One final quote. He speaks of life as being “not only a pleasure but a kind of eccentric privilege”. He refers to the book Robinson Crusoe. He says “the best thing in the book is simply the list of things saved from the wreck. The greatest of poems is an inventory. Every kitchen tool becomes ideal because Crusoe might have dropped it in the sea. It is a good exercise, in empty or ugly hours of the day, to look at anything, the coal-scuttle or the book-case, and think how happy one could be to have brought it out of the sinking ship on to the solitary island. But it is a better exercise still to remember how all things have had this hair-breadth escape: everything has been saved from a wreck. Every man has had one horrible adventure: as a hidden untimely birth he had not been, as infants that never see the light. Men spoke much in my boyhood of restricted or ruined men of genius: and it was common to say that many a man was a Great Might-Have-Been. To me it is a more solid and startling fact that any man in the street is a Great Might-Not-Have-Been.”

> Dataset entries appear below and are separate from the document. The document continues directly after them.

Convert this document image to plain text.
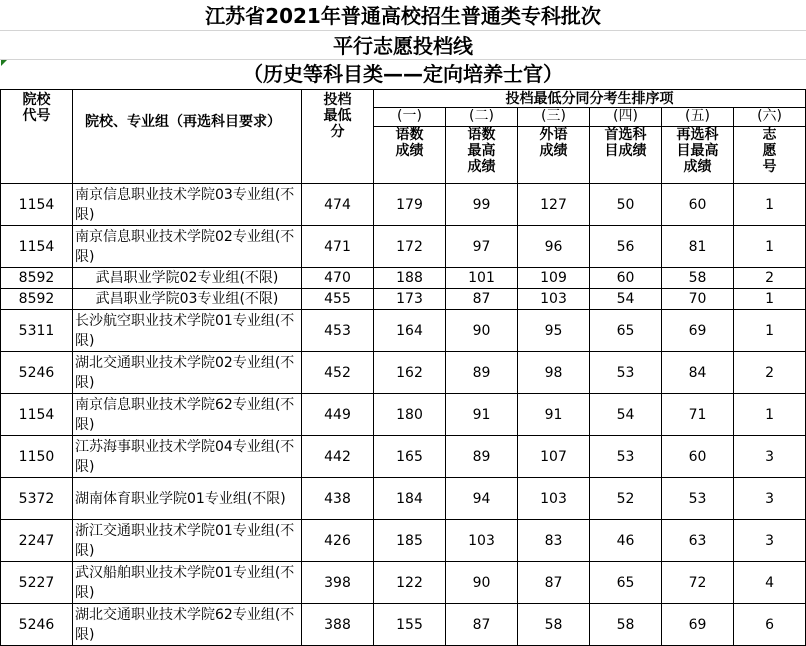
江苏省2021年普通高校招生普通类专科批次
平行志愿投档线
（历史等科目类——定向培养士官）
院校代号	院校、专业组（再选科目要求）	投档最低分	投档最低分同分考生排序项					
			(一)	(二)	(三)	(四)	(五)	(六)
			语数成绩	语数最高成绩	外语成绩	首选科目成绩	再选科目最高成绩	志愿号
1154	南京信息职业技术学院03专业组(不限)	474	179	99	127	50	60	1
1154	南京信息职业技术学院02专业组(不限)	471	172	97	96	56	81	1
8592	武昌职业学院02专业组(不限)	470	188	101	109	60	58	2
8592	武昌职业学院03专业组(不限)	455	173	87	103	54	70	1
5311	长沙航空职业技术学院01专业组(不限)	453	164	90	95	65	69	1
5246	湖北交通职业技术学院02专业组(不限)	452	162	89	98	53	84	2
1154	南京信息职业技术学院62专业组(不限)	449	180	91	91	54	71	1
1150	江苏海事职业技术学院04专业组(不限)	442	165	89	107	53	60	3
5372	湖南体育职业学院01专业组(不限)	438	184	94	103	52	53	3
2247	浙江交通职业技术学院01专业组(不限)	426	185	103	83	46	63	3
5227	武汉船舶职业技术学院01专业组(不限)	398	122	90	87	65	72	4
5246	湖北交通职业技术学院62专业组(不限)	388	155	87	58	58	69	6
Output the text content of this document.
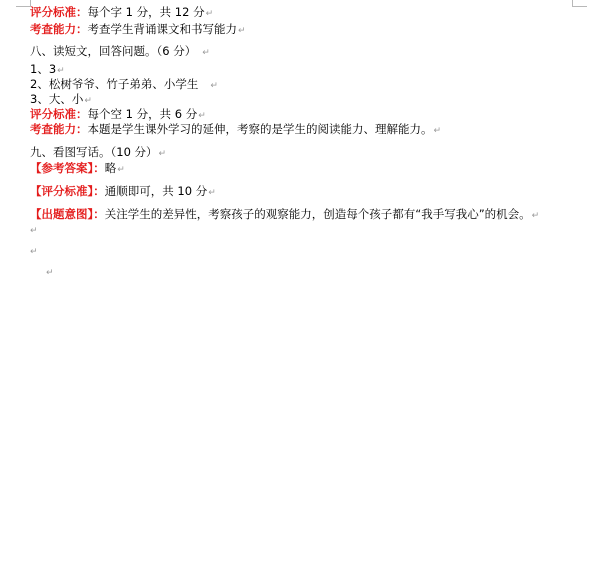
评分标准：每个字 1 分，共 12 分↵
考查能力：考查学生背诵课文和书写能力↵
八、读短文，回答问题。（6 分） ↵
1、3↵
2、松树爷爷、竹子弟弟、小学生 ↵
3、大、小↵
评分标准：每个空 1 分，共 6 分↵
考查能力：本题是学生课外学习的延伸，考察的是学生的阅读能力、理解能力。↵
九、看图写话。（10 分）↵
【参考答案】：略↵
【评分标准】：通顺即可，共 10 分↵
【出题意图】：关注学生的差异性，考察孩子的观察能力，创造每个孩子都有“我手写我心”的机会。↵
↵
↵
↵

This book, like all his writings, is full of wonder, mirth, wit, wisdom, insight and joy. Because of this his material is a goldmine for quotable quotes. Chesterton loved life because he loved the author of life. He abandoned his earlier cold and heartless unbelief, exchanging it for the full-coloured, joy-filled wonder of life in God.

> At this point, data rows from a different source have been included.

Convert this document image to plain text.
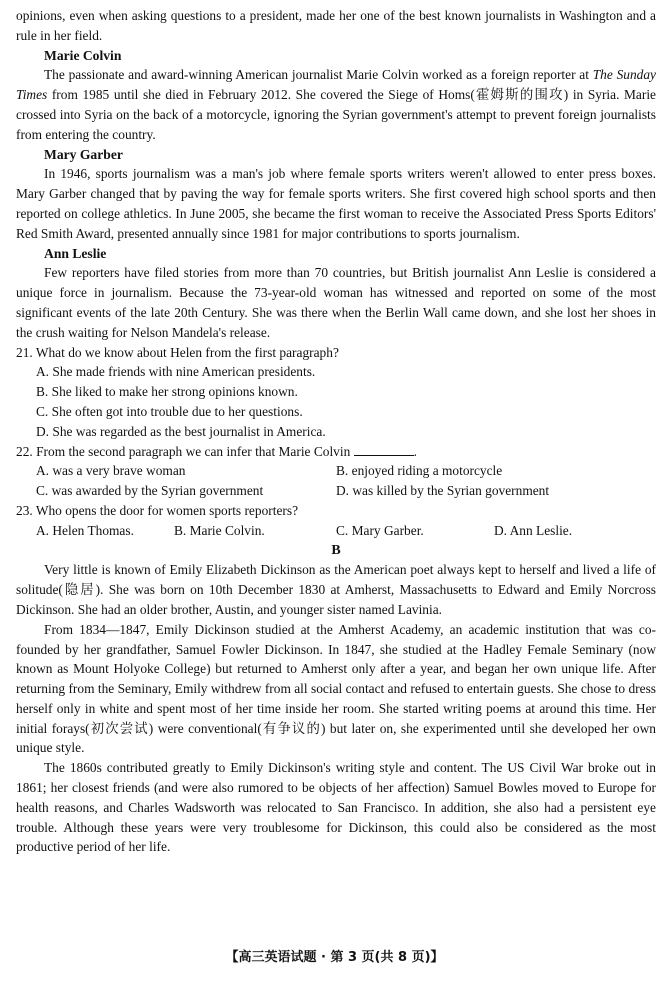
opinions, even when asking questions to a president, made her one of the best known journalists in Washington and a rule in her field.

Marie Colvin

The passionate and award-winning American journalist Marie Colvin worked as a foreign reporter at The Sunday Times from 1985 until she died in February 2012. She covered the Siege of Homs(霍姆斯的围攻) in Syria. Marie crossed into Syria on the back of a motorcycle, ignoring the Syrian government's attempt to prevent foreign journalists from entering the country.

Mary Garber

In 1946, sports journalism was a man's job where female sports writers weren't allowed to enter press boxes. Mary Garber changed that by paving the way for female sports writers. She first covered high school sports and then reported on college athletics. In June 2005, she became the first woman to receive the Associated Press Sports Editors' Red Smith Award, presented annually since 1981 for major contributions to sports journalism.

Ann Leslie

Few reporters have filed stories from more than 70 countries, but British journalist Ann Leslie is considered a unique force in journalism. Because the 73-year-old woman has witnessed and reported on some of the most significant events of the late 20th Century. She was there when the Berlin Wall came down, and she lost her shoes in the crush waiting for Nelson Mandela's release.

21. What do we know about Helen from the first paragraph?
A. She made friends with nine American presidents.
B. She liked to make her strong opinions known.
C. She often got into trouble due to her questions.
D. She was regarded as the best journalist in America.
22. From the second paragraph we can infer that Marie Colvin	.
A. was a very brave woman	B. enjoyed riding a motorcycle
C. was awarded by the Syrian government	D. was killed by the Syrian government
23. Who opens the door for women sports reporters?
A. Helen Thomas.	B. Marie Colvin.	C. Mary Garber.	D. Ann Leslie.
B

Very little is known of Emily Elizabeth Dickinson as the American poet always kept to herself and lived a life of solitude(隐居). She was born on 10th December 1830 at Amherst, Massachusetts to Edward and Emily Norcross Dickinson. She had an older brother, Austin, and younger sister named Lavinia.

From 1834—1847, Emily Dickinson studied at the Amherst Academy, an academic institution that was co-founded by her grandfather, Samuel Fowler Dickinson. In 1847, she studied at the Hadley Female Seminary (now known as Mount Holyoke College) but returned to Amherst only after a year, and began her own unique life. After returning from the Seminary, Emily withdrew from all social contact and refused to entertain guests. She chose to dress herself only in white and spent most of her time inside her room. She started writing poems at around this time. Her initial forays(初次尝试) were conventional(有争议的) but later on, she experimented until she developed her own unique style.

The 1860s contributed greatly to Emily Dickinson's writing style and content. The US Civil War broke out in 1861; her closest friends (and were also rumored to be objects of her affection) Samuel Bowles moved to Europe for health reasons, and Charles Wadsworth was relocated to San Francisco. In addition, she also had a persistent eye trouble. Although these years were very troublesome for Dickinson, this could also be considered as the most productive period of her life.

【高三英语试题 · 第 3 页(共 8 页)】
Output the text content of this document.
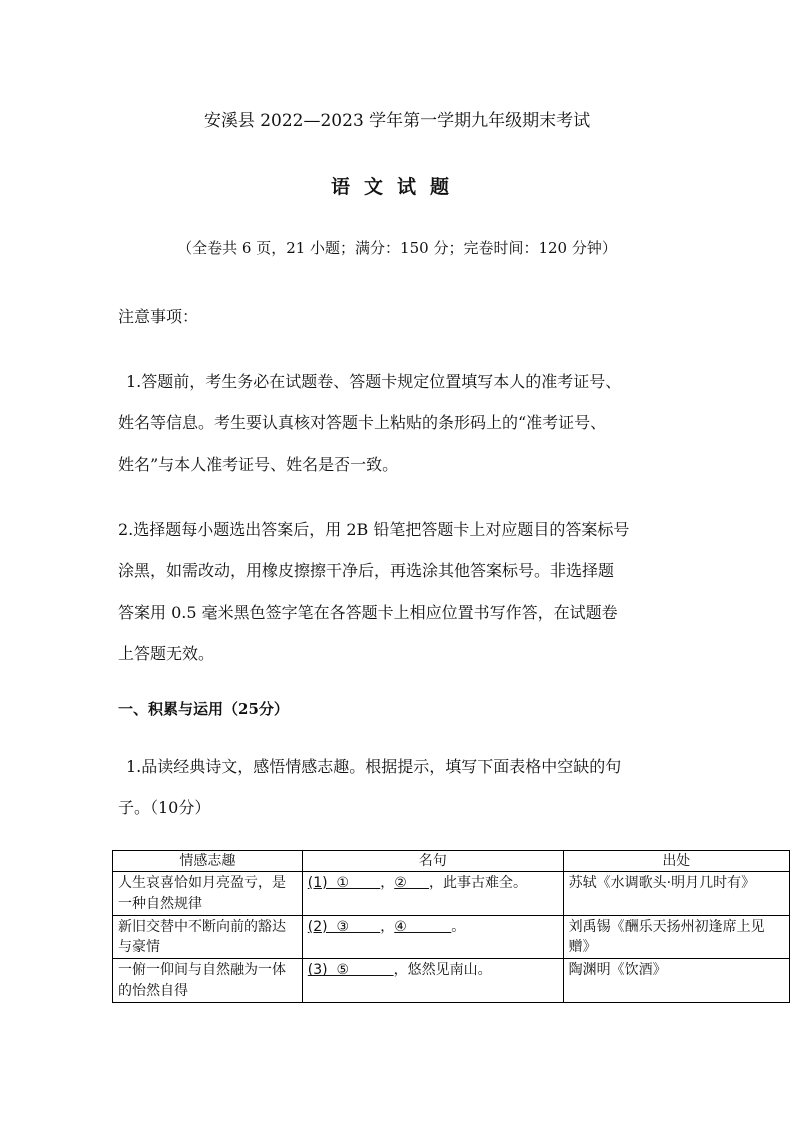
安溪县 2022—2023 学年第一学期九年级期末考试
语文试题
（全卷共 6 页，21 小题；满分：150 分；完卷时间：120 分钟）
注意事项：
1.答题前，考生务必在试题卷、答题卡规定位置填写本人的准考证号、
姓名等信息。考生要认真核对答题卡上粘贴的条形码上的“准考证号、
姓名”与本人准考证号、姓名是否一致。
2.选择题每小题选出答案后，用 2B 铅笔把答题卡上对应题目的答案标号
涂黑，如需改动，用橡皮擦擦干净后，再选涂其他答案标号。非选择题
答案用 0.5 毫米黑色签字笔在各答题卡上相应位置书写作答，在试题卷
上答题无效。
一、积累与运用（25分）
1.品读经典诗文，感悟情感志趣。根据提示，填写下面表格中空缺的句
子。（10分）
情感志趣	名句	出处
人生哀喜恰如月亮盈亏，是一种自然规律	(1)  ①       ，②     ，此事古难全。	苏轼《水调歌头·明月几时有》
新旧交替中不断向前的豁达与豪情	(2)  ③       ，④          。	刘禹锡《酬乐天扬州初逢席上见赠》
一俯一仰间与自然融为一体的怡然自得	(3)  ⑤          ，悠然见南山。	陶渊明《饮酒》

If you have not yet read Chesterton, by all means get to it. Starting with Orthodoxy will not disappoint. He will open your eyes and lead you into a whole new world of appreciation, amazement, wonder and life-affirming faith. C. S. Lewis once said that the fiction of George MacDonald ‘baptized his imagination’. The same can certainly be said of Chesterton’s writings.

For further reading:

Ahlquist, Dale, Common Sense 101: Lessons from G.K. Chesterton. Ignatius, 2006.
Ahlquist, Dale, G. K. Chesterton: The Apostle of Common Sense. Ignatius, 2003.
Belmonte, Kevin, Defiant Joy: The Remarkable Life & Impact of G.K. Chesterton. Thomas Nelson, 2011.
Belmonte, Kevin, The Quotable Chesterton: The Wit and Wisdom of G.K. Chesterton. Thomas Nelson, 2011.
Chesterton, G.K., Autobiography. Hutchinson, 1936.
Dale, Alzina Stone, The Outline of Sanity: A Life of G.K. Chesterton. Eerdmans, 1982.
Marlin, George, et. al., More Quotable Chesterton. Ignatius, 1988.
Marlin, George, et. al., The Quotable Chesterton. Ignatius, 1986.
Ward, Maisie, Gilbert Keith Chesterton. Sheed and Ward, 1944.
Ward, Maisie, Return to Chesterton. Sheed and Ward, 1952.

And if you are really a fan – or fanatic – you can obtain from Ignatius Press the 35-volume set, The Collected Works of G.K. Chesterton.